Ce contrôle devait donc permettre de vérifier si cette
administration disposait des crédits nécessaires pour accomplir
ses missions. Dans cette perspective, votre rapporteur a été
conduit à évaluer la politique de la mémoire menée
par le ministère, c'est-à-dire à en apprécier le
coût, à travers une étude quantitative, mais
également le sens et les objectifs.
Dans le cadre de cette mission, votre rapporteur s'est rendu sur
13 nécropoles nationales réparties dans
7 départements et en Belgique. Il a également visité
le camp d'internement des Milles près d'Aix-en-Provence, le
Mémorial du Débarquement de Provence au Mont-Faron, le
Mémorial des guerres en Indochine de Fréjus, le Mémorial
de la Déportation de Natzweiler-Struthof et le Mémorial des
Martyrs et de la Déportation à l'Ile de la Cité.
Or, l'analyse de la politique de la mémoire menée par la D.M.I.H
conduit à un bilan mitigé : si l'administration du
secrétariat des anciens combattants semble en mesure, notamment
grâce au dévouement de ses fonctionnaires, d'entretenir
correctement les nécropoles nationales et les lieux de mémoire,
les actions de célébration et de promotion de la mémoire
pêchent par un manque de vision globale et à long terme.

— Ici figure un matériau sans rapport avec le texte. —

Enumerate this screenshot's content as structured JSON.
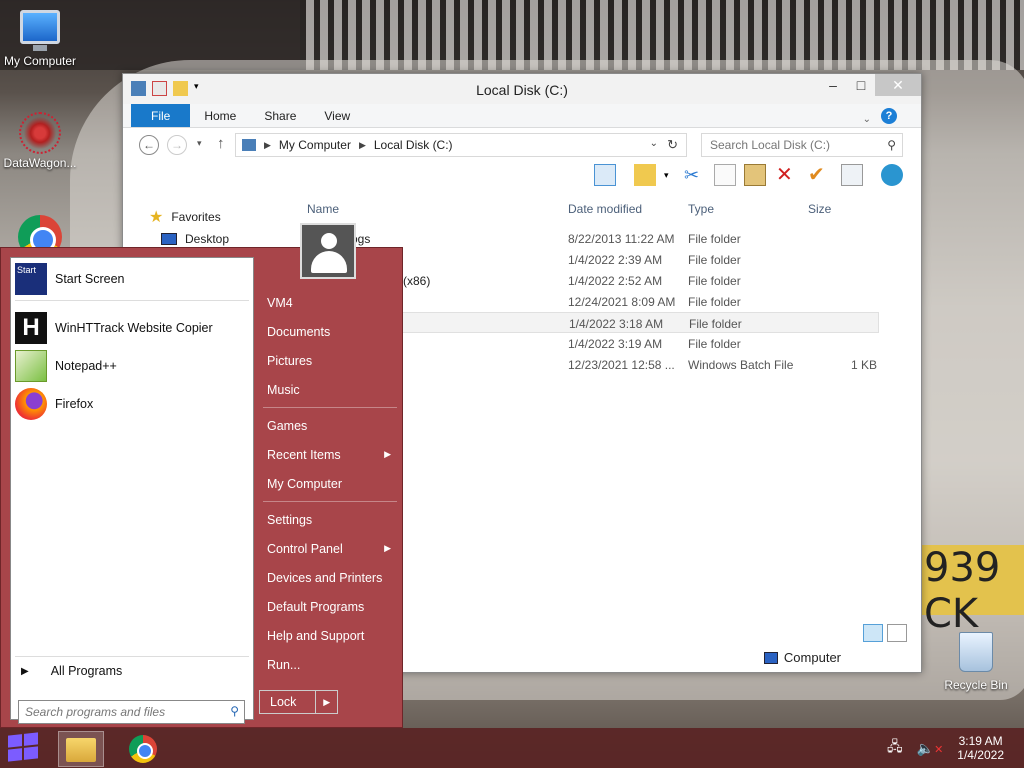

Pourtant, la mémoire collective constitue un ciment puissant pour chaque
société puisqu'elle véhicule son histoire et transmet ses
valeurs d'une génération à l'autre. Il s'agit donc d'un
patrimoine qu'il faut savoir à la fois protéger, entretenir et
partager, surtout avec les jeunes.
C'est pourquoi votre rapporteur avait conclu son rapport par une série
de propositions pour favoriser des améliorations ponctuelles, mais
également des réformes de plus grande envergure visant à
redonner à la politique de la mémoire la place centrale qu'elle
mérite.
Ainsi, inquiet devant le ralentissement des travaux de rénovation des
sépultures de guerre depuis 1996, votre rapporteur se prononçait
pour le respect de ce programme de travaux dont la durée était
étalée jusqu'en 2000 par le ministère des anciens
combattants et pour le versement effectif des 50 millions prévus
pour leur financement.
Il rappelait également la nécessité de construire les
bases inscrites dans le plan de modernisation de l'entretien des
nécropoles nationales mis en place en 1992.
Par ailleurs, il plaidait pour la revalorisation de l'indemnité
forfaitaire versée par l'Etat aux communes et bloquée à 8
francs par tombe depuis 1981 afin de l'adapter au coût réel de
l'entretien des tombes dans les carrés communaux évalué
à 36 francs par tombe.
En ce qui concerne les réformes structurelles, votre rapporteur
insistait sur la nécessité de donner à la politique de la
mémoire vis-à-vis des jeunes une vision globale et à long
terme par l'établissement de relations permanentes avec les
collèges et les lycées et l'organisation, chaque année,
d'une manifestation sur un thème lié à la mémoire
des conflits (exposition, documentaire, témoignage,
conférence...).
Enfin, votre rapporteur dénonçait les restrictions
budgétaires systématiques touchant l'intervention en faveur de
l'information historique et l'organisation des cérémonies et
exigeait l'inscription de crédits suffisants pour mettre fin à
cette précarité financière qui nuit à la
qualité du travail de ces deux départements.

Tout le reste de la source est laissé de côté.